The Watchmaker Fallacy


His eyes burn bright and blue and she cannot help but think of how very much he looks his father in this moment. A child—their child—but despite his frequent testing of his very healthy lungs, she can tell that there's something else going on with him. Only three days, he's been in this world, and what a gift that is. Of course she's sick to her stomach that George isn't there to be a part of the experience with her, but it's okay—she's going to make everything better. You hear that, Jimmy? She thinks this, and continues cooing softly into her son's gentle skin.

As if sensing her oncoming headache, and the tears she's been trying to repress since the incident, her boy reaches his stumpy little fingers up to her temple, and before she realizes it, she has fallen asleep with him curled up in her arms. Still, the circumstance cannot be more than a coincidence, and she dismisses it as such, and she wakes, just as tired as she'd been before drowsing, to her boy's wails for attention.

Fixing him with a look, she raises an eyebrow. "You think you're so smart," Winona remarks teasingly, before sighing. She goes through the motions—he suckles at her breast for some time before she pats him off, and burps him, effectively making him spit up. Then, once fed, she changes his diaper and hopes he'll be comfortable enough to rest again, although he'd just been napping in her arms.

Her thoughts race, and she wishes she could have a drink, but she wouldn't dare endanger her son because of her inability to see straight for all her grief at the moment. No, that certainly wasn't what George had given up his life for. It wouldn't fix anything, but she straightened herself out, figured she'd go ahead and try to get married again (do not throw up, she warned herself, just at the thought), give Jim a father to look up to. Not now…no, it was too soon. But before it was too late. Striding onto the balcony, she looked up at the sky, free of the prior era's pollutants, and, in her childhood home, so close to the stars. Her parents promised that they would rush home to support her as soon as possible, but they'd been very far from Iowa at the time of the crash, and she'd only wanted to get away from Starfleet at her earliest convenience. She was grateful for their psychological support more than anything, but she had to get back on her own two feet. She had a child to take care of.
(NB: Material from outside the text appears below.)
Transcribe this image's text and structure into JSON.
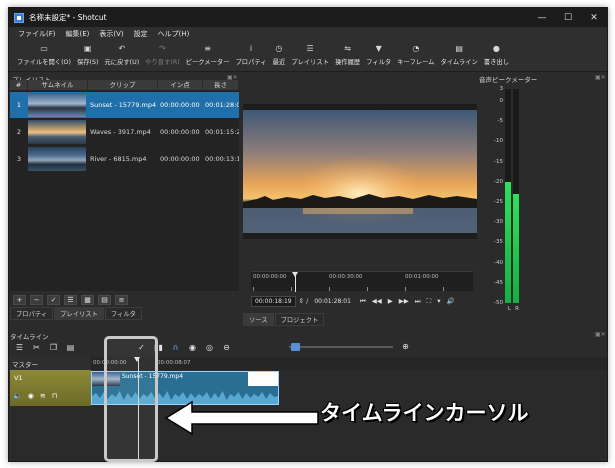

Still, when she heard him cry this time, only twenty minutes after his last fuss, she bent her head low and murmured that child rearing was not all it was cracked up to be. To her surprising discovery, she found his small hand curled around the damaged communicator she'd most likely dropped on her way to get a breath of fresh air. Asking like he was a superior officer of the fleet, she sounded harried. "What are you doing?"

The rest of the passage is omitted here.